High Court grants summary judgement to a landlord for non-payment of commercial rent and service charge by a tenant.
In the recent case of Commerz Real Investmentgesellschaft MBH v TFS Stores Ltd  EWHC 863 (Ch) the High Court, Business & Property Courts considered whether a landlord was entitled to sue a tenant for non-payment of rent and service charge where the arrears accrued whilst trading was restricted during the Government’s imposed Covid-19 restrictions.
During the Covid-19 pandemic the Government introduced various temporary measures to protect commercial tenants. Those measures include:
- Preventing the landlord from enforcing a right of re-entry, or forfeiting a business tenancy due to non-payment of rent.
- Restricting the use of commercial rent arrears recovery (CRAR) by increasing the sum that must be outstanding before it can be used.
- Restricting the circumstances in which winding-up petitions can be presented against companies.
However, those protections do not affect the landlord’s right to pursue other action for non-payment of rent, including:
- Claims for debt, occupation rent or damages;
- Claims against a Tenant’s rent deposit; and
- Claiming against guarantors.
In addition, the Government has also published a Code of Practice for Commercial Property Relationships during the Covid-19 Pandemic (“the Code”) to assist discussions between business tenants and landlords relating to rental payments during the COVID-19 pandemic.
The Claimant Landlord was the leasehold owner of a shopping centre in London. The Defendant Tenant had a 5-year lease of a unit in the shopping centre. Due to lockdown restrictions the Tenant had been required to close its shop for significant periods.
The Tenant failed to pay any rent from April 2020 and failed to pay the monthly service charge for April, May, and June 2020.

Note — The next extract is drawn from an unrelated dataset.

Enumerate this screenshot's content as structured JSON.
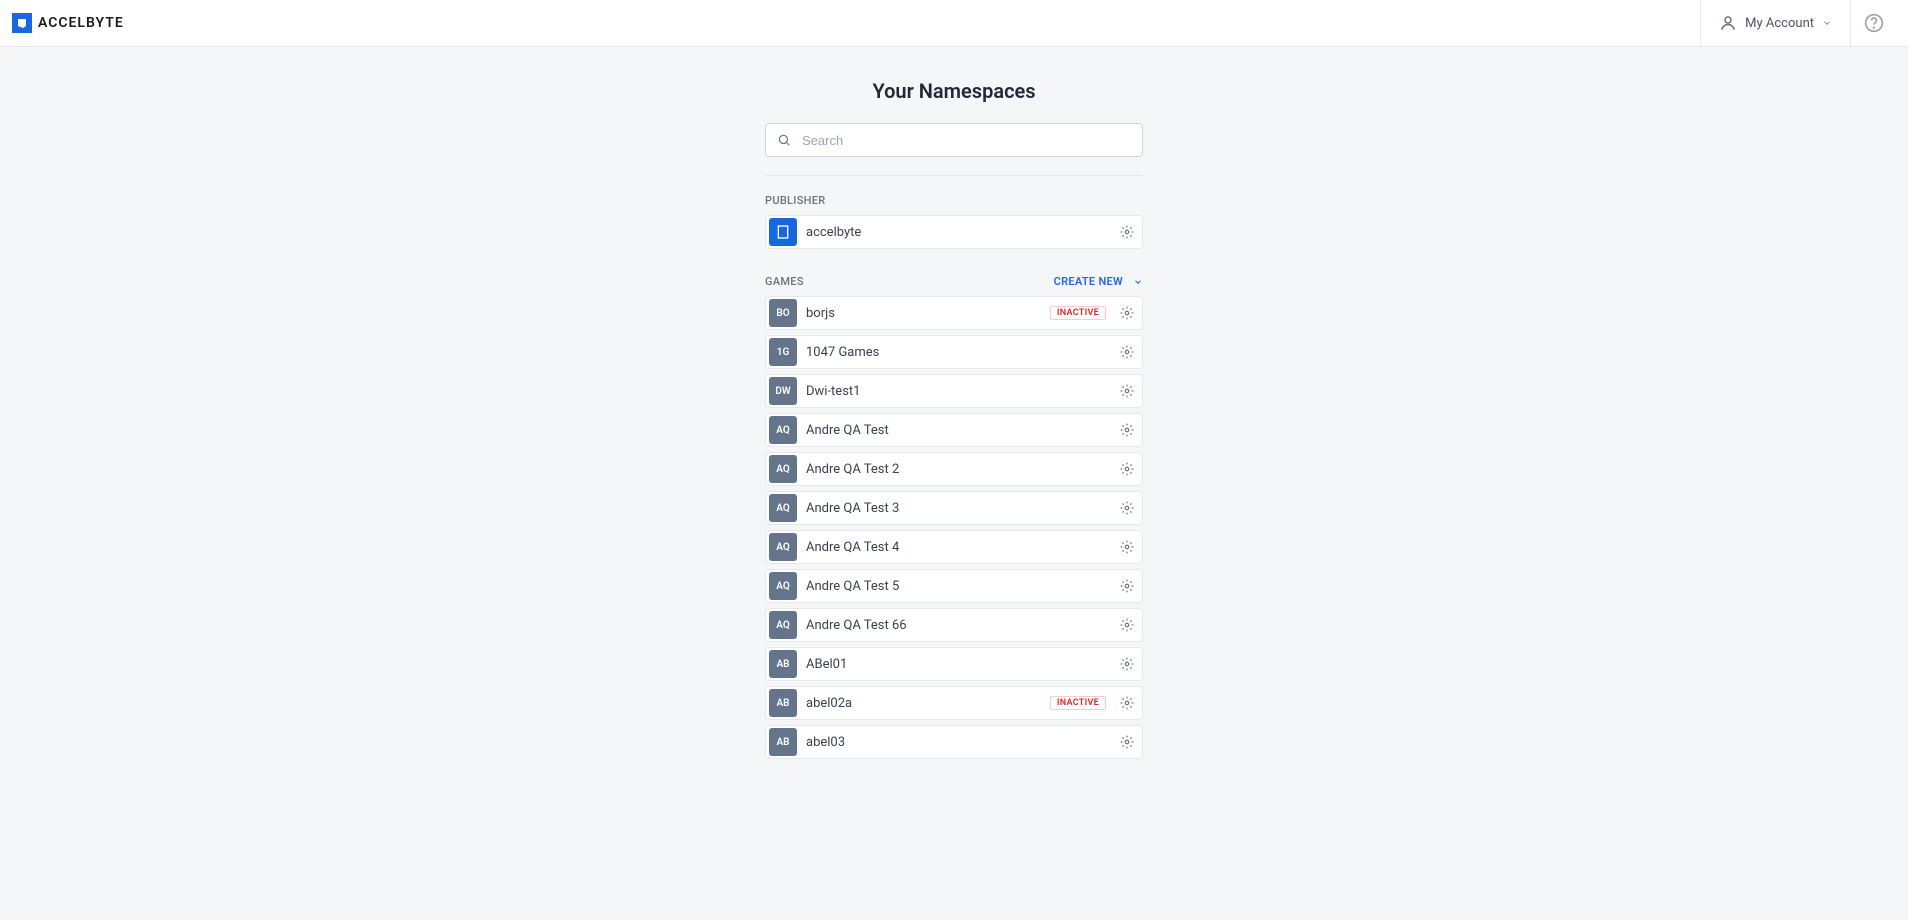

The lease contained various covenants, including:
- A covenant that the Tenant shall keep its shop open and actively trade, unless prevented from doing so due to damage by an insured risk, or because doing so would be unlawful.
- An obligation on the Landlord to insure against insured risks “or such risks as the Landlord may consider prudent to insure”.
- A provision that the rent would be suspended if the premises were damaged by an insured risk.
As a result of the Tenant’s failure to pay rent and service charge amounting to over £160,000 the Landlord commenced court proceedings. As part of those proceedings the Landlord applied for summary (early) judgment on the basis that the Tenant had no real prospects of successfully defending the claim, and there was no compelling reason why the claim should proceed to trial.
In response to the Landlord’s claim the Tenant sought to argue that:
- The Code required landlords and tenants to work together. The Tenant had been reliable, but the pandemic had created exceptional circumstances. As such, the Landlord’s claim was started prematurely.
- The Landlord’s claim was an attempt to circumvent measures put in place by the Government for preventing forfeiture, winding up and recovery using CRAR.
- The insurance obligation required the Landlord to insure against loss of rent resulting from forced closures or preventing of access due to a notifiable disease or Government action. Therefore, the Landlord must claim under the loss of rent insurance policy before commencing proceedings against the Tenant.
- The rent suspension provision, when properly considered, applied to the Covid-19 pandemic as the pandemic was a suspending event.
The High Court granted summary judgment for the Landlord. In his judgment Chief Master Marsh addressed the matters raised by the Tenant.
Firstly, whilst the Code encouraged landlords and tenants to take a balanced view, it was not a charter for tenants to avoid paying rent. The High Court dismissed the Tenant’s claim that the claim should go to trial because the Landlord had failed to engage with the Code. The Court determined that there had been significant engagement by the Landlord and, if there was a lack of engagement, it was by the Tenant.
Secondly, whilst there were restrictions on some of the remedies available to a Landlord, issuing a claim and seeking judgment had not been restricted.
As to the Tenant’s argument in relation to insurance, the Court held that the lease made it clear that the Landlord was only required to insure against specific, named risks; there was no obligation to insure against notifiable diseases or Government direction.
But, even if the lease did contain such an obligation, it was not reasonable to expect the Landlord to insure against the Tenant’s losses.
In relation to the rent suspension provision, the Court determined that the provision only applied where there was physical damage to the premises; rent was suspended whilst the premises were reinstated. The Judge stated that there was no basis for alleging that the provision also applied in the event of the premises being closed due to a legal requirement.
It will no doubt come as a relief to commercial landlords that the Court has confirmed that they are still entitled to sue a tenant for rent arrears accrued during the pandemic.
The decision is also helpful in that it confirms that the Code does not affect the legal relationship between a landlord and tenant.
Landlords and tenants have separate insurable interests, and the Tenant’s argument that it was reasonable for the Landlord to insure against the Tenant’s losses failed. Tenants should arrange their own business interruption insurance if they wish to be covered for this type of loss.